Question

For the following exercises, find (f ∘ g)(x) and (g ∘ f)(x) for each pair of functions.

35. f(x) = 3x + 2, g(x) = 5 − 6x

Answer 1

The value of
`$(f \circ g)(x)$` is 17-18x and
`$(g \circ f)(x)$` is -7-18x.

Explanation:

It is given in the question functions f(x) as 3x+2 and g(x)=5-6x.

It is required to find
`$(f \circ g)(x)$` and
`$(g \circ f)(x)$`.

To find
`$(f \circ g)(x)$`, substitute g(x) for x in f(x) and simplify the expression.

To find
`$(g \circ f)(x)$`, substitute f(x) for x in g(x) and simplify the expression.

Step 1 of 2

Substitute g(x) for x in f(x) and simplify the expression.

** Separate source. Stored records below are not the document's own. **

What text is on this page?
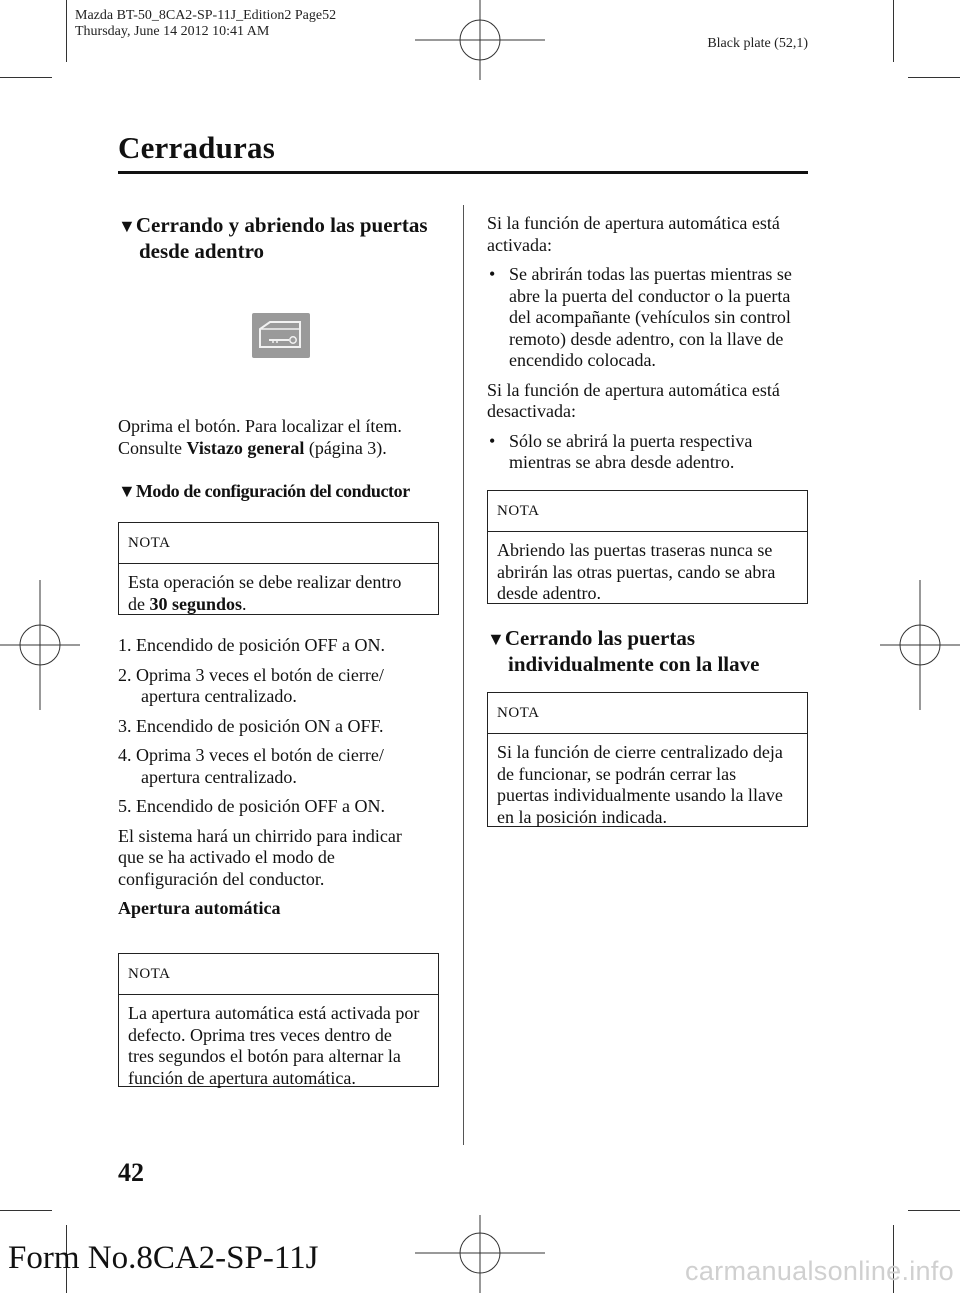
Mazda BT-50_8CA2-SP-11J_Edition2 Page52
Thursday, June 14 2012 10:41 AM
Black plate (52,1)
Cerraduras
▼Cerrando y abriendo las puertas
desde adentro
Oprima el botón. Para localizar el ítem.
Consulte Vistazo general (página 3).
▼Modo de configuración del conductor
NOTA
Esta operación se debe realizar dentro
de 30 segundos.
1. Encendido de posición OFF a ON.
2. Oprima 3 veces el botón de cierre/
apertura centralizado.
3. Encendido de posición ON a OFF.
4. Oprima 3 veces el botón de cierre/
apertura centralizado.
5. Encendido de posición OFF a ON.
El sistema hará un chirrido para indicar
que se ha activado el modo de
configuración del conductor.
Apertura automática
NOTA
La apertura automática está activada por
defecto. Oprima tres veces dentro de
tres segundos el botón para alternar la
función de apertura automática.
Si la función de apertura automática está
activada:
• Se abrirán todas las puertas mientras se
abre la puerta del conductor o la puerta
del acompañante (vehículos sin control
remoto) desde adentro, con la llave de
encendido colocada.
Si la función de apertura automática está
desactivada:
• Sólo se abrirá la puerta respectiva
mientras se abra desde adentro.
NOTA
Abriendo las puertas traseras nunca se
abrirán las otras puertas, cando se abra
desde adentro.
▼Cerrando las puertas
individualmente con la llave
NOTA
Si la función de cierre centralizado deja
de funcionar, se podrán cerrar las
puertas individualmente usando la llave
en la posición indicada.
42
Form No.8CA2-SP-11J	carmanualsonline.info
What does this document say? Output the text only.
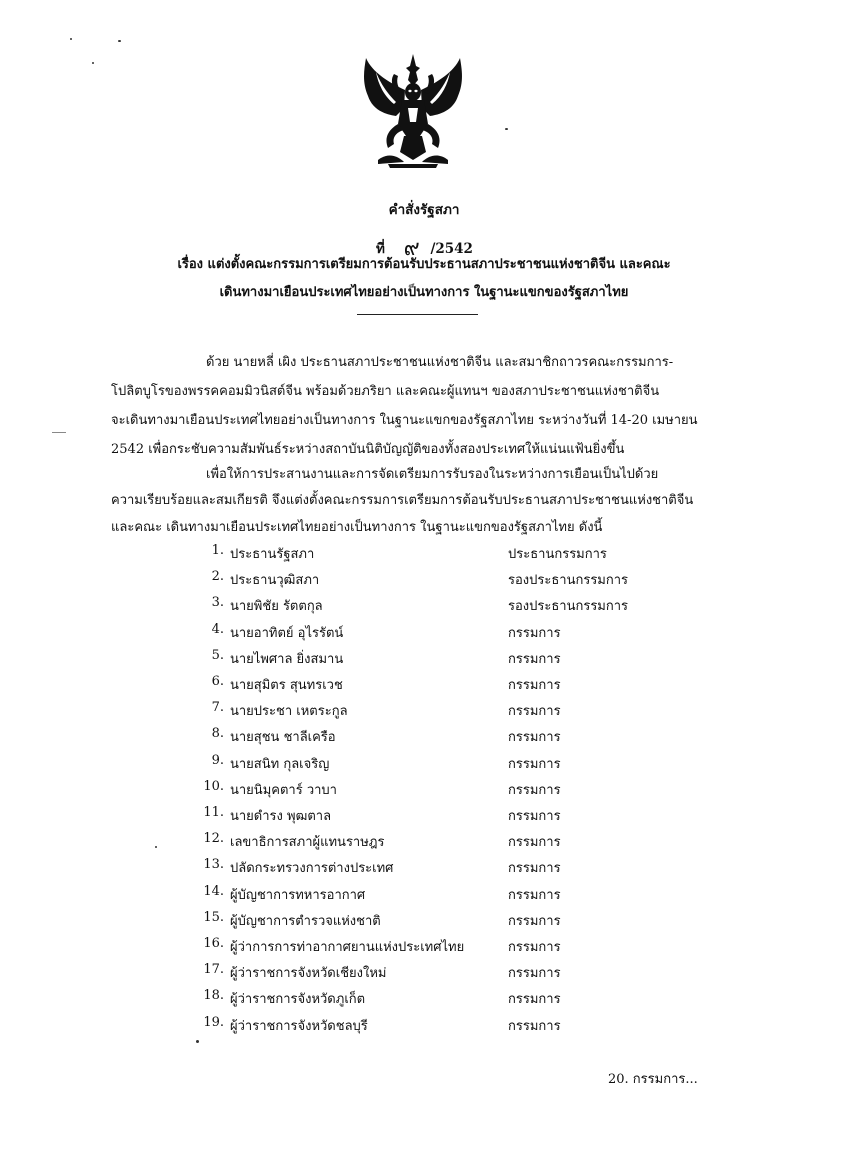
คำสั่งรัฐสภา
ที่ ๙ /2542
เรื่อง แต่งตั้งคณะกรรมการเตรียมการต้อนรับประธานสภาประชาชนแห่งชาติจีน และคณะ
เดินทางมาเยือนประเทศไทยอย่างเป็นทางการ ในฐานะแขกของรัฐสภาไทย
ด้วย นายหลี่ เผิง ประธานสภาประชาชนแห่งชาติจีน และสมาชิกถาวรคณะกรรมการ-
โปลิตบูโรของพรรคคอมมิวนิสต์จีน พร้อมด้วยภริยา และคณะผู้แทนฯ ของสภาประชาชนแห่งชาติจีน
จะเดินทางมาเยือนประเทศไทยอย่างเป็นทางการ ในฐานะแขกของรัฐสภาไทย ระหว่างวันที่ 14-20 เมษายน
2542 เพื่อกระชับความสัมพันธ์ระหว่างสถาบันนิติบัญญัติของทั้งสองประเทศให้แน่นแฟ้นยิ่งขึ้น
เพื่อให้การประสานงานและการจัดเตรียมการรับรองในระหว่างการเยือนเป็นไปด้วย
ความเรียบร้อยและสมเกียรติ จึงแต่งตั้งคณะกรรมการเตรียมการต้อนรับประธานสภาประชาชนแห่งชาติจีน
และคณะ เดินทางมาเยือนประเทศไทยอย่างเป็นทางการ ในฐานะแขกของรัฐสภาไทย ดังนี้
1. ประธานรัฐสภา	ประธานกรรมการ
2. ประธานวุฒิสภา	รองประธานกรรมการ
3. นายพิชัย รัตตกุล	รองประธานกรรมการ
4. นายอาทิตย์ อุไรรัตน์	กรรมการ
5. นายไพศาล ยิ่งสมาน	กรรมการ
6. นายสุมิตร สุนทรเวช	กรรมการ
7. นายประชา เหตระกูล	กรรมการ
8. นายสุชน ชาลีเครือ	กรรมการ
9. นายสนิท กุลเจริญ	กรรมการ
10. นายนิมุคตาร์ วาบา	กรรมการ
11. นายดำรง พุฒตาล	กรรมการ
12. เลขาธิการสภาผู้แทนราษฎร	กรรมการ
13. ปลัดกระทรวงการต่างประเทศ	กรรมการ
14. ผู้บัญชาการทหารอากาศ	กรรมการ
15. ผู้บัญชาการตำรวจแห่งชาติ	กรรมการ
16. ผู้ว่าการการท่าอากาศยานแห่งประเทศไทย	กรรมการ
17. ผู้ว่าราชการจังหวัดเชียงใหม่	กรรมการ
18. ผู้ว่าราชการจังหวัดภูเก็ต	กรรมการ
19. ผู้ว่าราชการจังหวัดชลบุรี	กรรมการ
20. กรรมการ...
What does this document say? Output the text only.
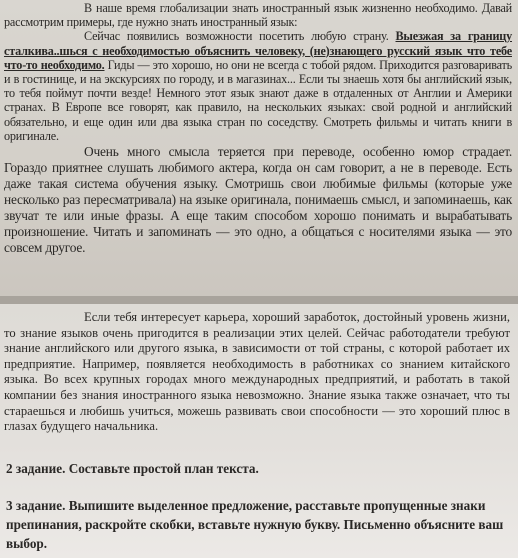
В наше время глобализации знать иностранный язык жизненно необходимо. Давай рассмотрим примеры, где нужно знать иностранный язык:

Сейчас появились возможности посетить любую страну. Выезжая за границу сталкива..шься с необходимостью объяснить человеку, (не)знающего русский язык что тебе что-то необходимо. Гиды — это хорошо, но они не всегда с тобой рядом. Приходится разговаривать и в гостинице, и на экскурсиях по городу, и в магазинах... Если ты знаешь хотя бы английский язык, то тебя поймут почти везде! Немного этот язык знают даже в отдаленных от Англии и Америки странах. В Европе все говорят, как правило, на нескольких языках: свой родной и английский обязательно, и еще один или два языка стран по соседству. Смотреть фильмы и читать книги в оригинале.

Очень много смысла теряется при переводе, особенно юмор страдает. Гораздо приятнее слушать любимого актера, когда он сам говорит, а не в переводе. Есть даже такая система обучения языку. Смотришь свои любимые фильмы (которые уже несколько раз пересматривала) на языке оригинала, понимаешь смысл, и запоминаешь, как звучат те или иные фразы. А еще таким способом хорошо понимать и вырабатывать произношение. Читать и запоминать — это одно, а общаться с носителями языка — это совсем другое.

Если тебя интересует карьера, хороший заработок, достойный уровень жизни, то знание языков очень пригодится в реализации этих целей. Сейчас работодатели требуют знание английского или другого языка, в зависимости от той страны, с которой работает их предприятие. Например, появляется необходимость в работниках со знанием китайского языка. Во всех крупных городах много международных предприятий, и работать в такой компании без знания иностранного языка невозможно. Знание языка также означает, что ты стараешься и любишь учиться, можешь развивать свои способности — это хороший плюс в глазах будущего начальника.

2 задание. Составьте простой план текста.

3 задание. Выпишите выделенное предложение, расставьте пропущенные знаки препинания, раскройте скобки, вставьте нужную букву. Письменно объясните ваш выбор.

`$$\begin{aligned}&(f \circ g)(x)=f(5-6 x) \\&(f \circ g)(x)=3(5-6 x)+2 \\&(f \circ g)(x)=15-18 x+2 \\&(f \circ g)(x)=17-18 x\end{aligned}$$`

Step 2 of 2

Substitute f(x) for x in g(x) and simplify the expression.

`$$\begin{aligned}&(g \circ f)(x)=g(3 x+2) \\&(g \circ f)(x)=5-6(3 x+2) \\&(g \circ f)(x)=5-18 x-12 \\&(g \circ f)(x)=-7-18 x\end{aligned}$$`